Tax policy in Russia and Member States
Russia taxes 13% of CO2 emissions from energy use. According to an IMF report, Russia ranks number three in subsidies to the hydrocarbon industry, at $551 billion, and holds the world’s largest natural gas reserves (27% of the total). It has the second-largest volume of coal reserves and the eighth-largest volume of oil reserves. Approximately 60% of the subsidies go to natural gas, with the remainder spent on oil extraction and electricity, including renewable power generators.
As the warmest decade on record — marked by extreme storms, deadly wildfires from Siberia to Brazil’s Amazons to Australia, and heavy flooding — came to a closure, a study stated that decarbonization of the energy sector is not yet on the horizon for Russia, which retains a skeptical attitude toward the problem of global climate change. The share of solar in the world’s energy balance is insignificant and not expected to exceed 1% by 2040, driving Hydrocarbon CO2 emissions higher and higher.
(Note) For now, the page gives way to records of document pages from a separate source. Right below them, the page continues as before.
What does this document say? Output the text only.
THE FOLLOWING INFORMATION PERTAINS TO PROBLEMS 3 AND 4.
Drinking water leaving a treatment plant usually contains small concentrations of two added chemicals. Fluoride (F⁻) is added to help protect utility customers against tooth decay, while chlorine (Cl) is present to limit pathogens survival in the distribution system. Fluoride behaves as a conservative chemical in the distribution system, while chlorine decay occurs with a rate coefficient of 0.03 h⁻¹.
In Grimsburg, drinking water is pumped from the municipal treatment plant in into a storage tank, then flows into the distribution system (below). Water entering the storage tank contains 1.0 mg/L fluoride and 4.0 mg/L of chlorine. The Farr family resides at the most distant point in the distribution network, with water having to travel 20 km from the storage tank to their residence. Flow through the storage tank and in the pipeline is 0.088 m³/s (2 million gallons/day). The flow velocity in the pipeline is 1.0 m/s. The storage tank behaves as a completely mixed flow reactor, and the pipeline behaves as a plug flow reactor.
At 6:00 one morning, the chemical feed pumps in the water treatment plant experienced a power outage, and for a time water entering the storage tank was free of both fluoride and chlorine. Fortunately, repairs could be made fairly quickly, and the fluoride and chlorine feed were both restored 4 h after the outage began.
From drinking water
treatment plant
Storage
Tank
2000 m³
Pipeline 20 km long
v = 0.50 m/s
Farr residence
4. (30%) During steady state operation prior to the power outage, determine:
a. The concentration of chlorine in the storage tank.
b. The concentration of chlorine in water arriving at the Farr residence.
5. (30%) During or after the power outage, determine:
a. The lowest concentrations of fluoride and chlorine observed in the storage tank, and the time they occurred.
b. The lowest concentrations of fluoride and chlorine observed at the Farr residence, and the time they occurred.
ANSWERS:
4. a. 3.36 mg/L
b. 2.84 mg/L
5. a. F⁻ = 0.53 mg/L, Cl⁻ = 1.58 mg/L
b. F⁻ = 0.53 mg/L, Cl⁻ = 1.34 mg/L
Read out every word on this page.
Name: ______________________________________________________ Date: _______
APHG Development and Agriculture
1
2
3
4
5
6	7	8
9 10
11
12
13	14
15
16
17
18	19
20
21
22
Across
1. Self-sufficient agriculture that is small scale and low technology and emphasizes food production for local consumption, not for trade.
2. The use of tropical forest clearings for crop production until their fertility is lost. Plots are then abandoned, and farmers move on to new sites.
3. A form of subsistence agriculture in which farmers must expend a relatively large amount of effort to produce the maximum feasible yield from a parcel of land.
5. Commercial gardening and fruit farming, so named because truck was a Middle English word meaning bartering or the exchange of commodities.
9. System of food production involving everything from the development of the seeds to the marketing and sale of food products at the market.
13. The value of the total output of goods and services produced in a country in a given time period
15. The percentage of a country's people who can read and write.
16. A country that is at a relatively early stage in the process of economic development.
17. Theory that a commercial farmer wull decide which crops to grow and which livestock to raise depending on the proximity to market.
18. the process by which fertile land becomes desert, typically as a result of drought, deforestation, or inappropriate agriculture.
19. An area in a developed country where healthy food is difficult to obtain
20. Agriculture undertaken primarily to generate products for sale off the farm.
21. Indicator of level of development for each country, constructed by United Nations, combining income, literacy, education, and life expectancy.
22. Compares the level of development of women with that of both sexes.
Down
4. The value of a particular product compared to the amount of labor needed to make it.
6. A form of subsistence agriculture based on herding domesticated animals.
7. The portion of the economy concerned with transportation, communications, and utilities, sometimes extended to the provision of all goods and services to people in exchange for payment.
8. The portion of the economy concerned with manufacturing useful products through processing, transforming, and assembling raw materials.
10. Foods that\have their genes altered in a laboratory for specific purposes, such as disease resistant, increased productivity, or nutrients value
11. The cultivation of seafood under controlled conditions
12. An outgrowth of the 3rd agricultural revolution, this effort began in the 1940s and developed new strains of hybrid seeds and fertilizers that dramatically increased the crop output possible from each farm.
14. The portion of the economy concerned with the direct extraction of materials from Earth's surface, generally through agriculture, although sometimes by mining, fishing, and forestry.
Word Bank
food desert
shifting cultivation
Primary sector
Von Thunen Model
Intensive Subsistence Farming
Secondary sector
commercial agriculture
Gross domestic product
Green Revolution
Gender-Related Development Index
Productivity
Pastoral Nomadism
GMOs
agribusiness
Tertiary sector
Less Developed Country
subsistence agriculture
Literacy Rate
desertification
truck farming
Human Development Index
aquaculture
Russia ratified the Paris Agreement during the longest-ever United Nations climate summit, which ended without a deal to regulate carbon markets. The major powers, behind over 75% of global emissions, are set to miss emissions reduction goals, with the U.S. pulling out to undermine the climate pact despite developing a revolutionary solar cell technology with an efficiency of 27.3% to 32% that could trounce the energy market.
Amid European Central Bank officials urging European banks to develop a cheaper alternative to Facebook’s Libra stablecoin, which could potentially reach 2.7 billion users (35% of the world’s population), Russia is taking the lead in issuing a multinational stablecoin backed by commodities.
Russia’s cyber-initiative connects some of the most promising hydrocarbon rich economies stretching across Eurasia, Africa and South America. Separately, BRICS member states all have plans to issue central bank digital currencies as well. As a result, more than 41% of the world will be using electric energy-intensive blockchain and smart contract technology. This initiative will potentially further boost science and technology development, create new jobs, improve trade efficiency among member states by replacing other fiat currencies used in trade settlements, and create a technologically resourceful trade block. However, if such technology is fueled by hydrocarbon energy produced and heavily subsidized by member states, temperatures are expected to rise 3.2 degrees Celsius above preindustrial levels by the end of the century, according to the latest emissions gap report. Particularly in light of the fact that Russia, Brazil, China and South Africa are not on track for a 1.5-degree world.
A decisive role could be played by BRICS in finding innovative solutions to the functioning of the current global framework, particularly in transitioning to green economies. Russia’s Ministry of Economic Development recently published an action plan to mitigate risks associated with present and future climate change, citing among other things, the government’s calculation of the risk of Russian products becoming unable to compete if they fail to meet new climate-related standards. Ending subsidies for fossil fuels could reduce global emissions by between 1% and 11% by 2030, the U.N. has found. Eliminating greenhouse gases over the next 20 years could help Earth avoid between 0.3 and 0.8 degrees of warming by 2050, as research suggests.